極道に過ぎた、LOVE STORY
 今まで、こんな風に誰かと意見を交わした事なんて無かった。カバンの中のスマホが震えた音に、羽柴が心配している事に気付いた。

 「ごめん。もう、行かなきゃ」

 「そうか。またな」

 「そうね。気が向いたら」

 そい言うと、机の上に散らばった資料をまとめてカバンに入れた。


 きっと誰かが、轟川の娘であることを康に話すだろう。次の講義は、私の隣には座らない事は予測できる。もしかしたら困って抗議を休むかもしれない。また、単位を落としてしまうかもだ。

 何だか悪い事してしまった気がした。そして、大学に入って、誰かの名前を覚えたのも初めてだ、と言うより、中学も高校もクラスメートの名前など覚える必要もないと思っていた。
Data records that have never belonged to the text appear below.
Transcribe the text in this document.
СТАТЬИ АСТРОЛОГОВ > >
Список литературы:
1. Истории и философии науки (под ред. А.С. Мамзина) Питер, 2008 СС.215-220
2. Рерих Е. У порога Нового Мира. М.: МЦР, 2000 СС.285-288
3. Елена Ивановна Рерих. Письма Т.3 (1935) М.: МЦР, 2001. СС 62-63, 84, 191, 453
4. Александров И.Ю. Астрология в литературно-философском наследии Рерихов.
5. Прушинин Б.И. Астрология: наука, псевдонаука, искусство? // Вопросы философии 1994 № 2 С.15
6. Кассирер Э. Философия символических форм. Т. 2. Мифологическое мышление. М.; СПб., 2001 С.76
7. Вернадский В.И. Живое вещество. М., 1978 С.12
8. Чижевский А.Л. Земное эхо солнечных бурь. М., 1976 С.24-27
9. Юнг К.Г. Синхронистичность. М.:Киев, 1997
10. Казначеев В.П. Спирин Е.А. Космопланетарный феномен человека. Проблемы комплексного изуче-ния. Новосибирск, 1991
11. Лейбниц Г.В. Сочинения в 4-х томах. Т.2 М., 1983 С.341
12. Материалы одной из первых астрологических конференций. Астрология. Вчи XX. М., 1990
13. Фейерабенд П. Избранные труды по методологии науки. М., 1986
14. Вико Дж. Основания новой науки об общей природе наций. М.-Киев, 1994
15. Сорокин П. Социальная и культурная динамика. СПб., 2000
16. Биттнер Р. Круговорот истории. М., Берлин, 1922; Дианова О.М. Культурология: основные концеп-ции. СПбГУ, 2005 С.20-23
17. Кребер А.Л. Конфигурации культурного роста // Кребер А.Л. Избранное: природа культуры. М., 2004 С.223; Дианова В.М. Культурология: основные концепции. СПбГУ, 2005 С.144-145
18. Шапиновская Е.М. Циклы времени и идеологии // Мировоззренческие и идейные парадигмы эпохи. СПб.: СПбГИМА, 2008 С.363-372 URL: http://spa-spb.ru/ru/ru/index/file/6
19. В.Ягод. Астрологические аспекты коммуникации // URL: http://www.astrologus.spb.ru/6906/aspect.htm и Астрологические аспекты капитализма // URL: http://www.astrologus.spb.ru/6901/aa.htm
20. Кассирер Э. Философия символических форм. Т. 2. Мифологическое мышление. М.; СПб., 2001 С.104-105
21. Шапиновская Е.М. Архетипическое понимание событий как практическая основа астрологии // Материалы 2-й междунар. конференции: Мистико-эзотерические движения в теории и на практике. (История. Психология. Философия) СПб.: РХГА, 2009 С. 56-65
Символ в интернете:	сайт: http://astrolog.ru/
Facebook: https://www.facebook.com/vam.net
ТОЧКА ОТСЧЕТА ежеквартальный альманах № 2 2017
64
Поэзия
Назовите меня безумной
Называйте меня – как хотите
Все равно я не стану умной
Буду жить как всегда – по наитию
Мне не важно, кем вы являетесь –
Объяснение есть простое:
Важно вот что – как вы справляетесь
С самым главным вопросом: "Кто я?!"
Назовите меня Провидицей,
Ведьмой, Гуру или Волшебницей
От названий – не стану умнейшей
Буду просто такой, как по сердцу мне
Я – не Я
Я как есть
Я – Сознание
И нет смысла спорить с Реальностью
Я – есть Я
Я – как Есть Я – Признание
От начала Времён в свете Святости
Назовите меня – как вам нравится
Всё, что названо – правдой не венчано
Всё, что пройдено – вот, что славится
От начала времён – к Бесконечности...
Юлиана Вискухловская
 おかげで、レポートは出来たから良かった。車まで走って向かった。

 「お嬢、遅かったですね。何かありましたか?」

 羽柴が心配してるのが分かる。

 「ごめん。レポートの課題に時間がかかてしまって。まさか、こんなに時間が経ってなんて気付かなくて」

 「勉学、ご苦労様です」

 助手席に座る若い男が、頭を下げた。

 「新しい人」

 「今まで、店の方にいたのですが、なかなか腕もいいし、気が利くので、私の側にと三代目からの支持です」

 羽柴が、ざっくりと説明した。見込まれた者は、羽柴の元の置かれる事がよくあるので、それほど気になる事でもない。ただ、見たことのあるような綺麗な整った顔だと思った。最近よく見る、アイドルの顔にでも似ているのだろうか?


 「片山智樹(かたやまともき)と申します。トモと、お呼び下さい」

 「分かった」

 車は速やかに、大学の駐車場を抜け大通りへと出た。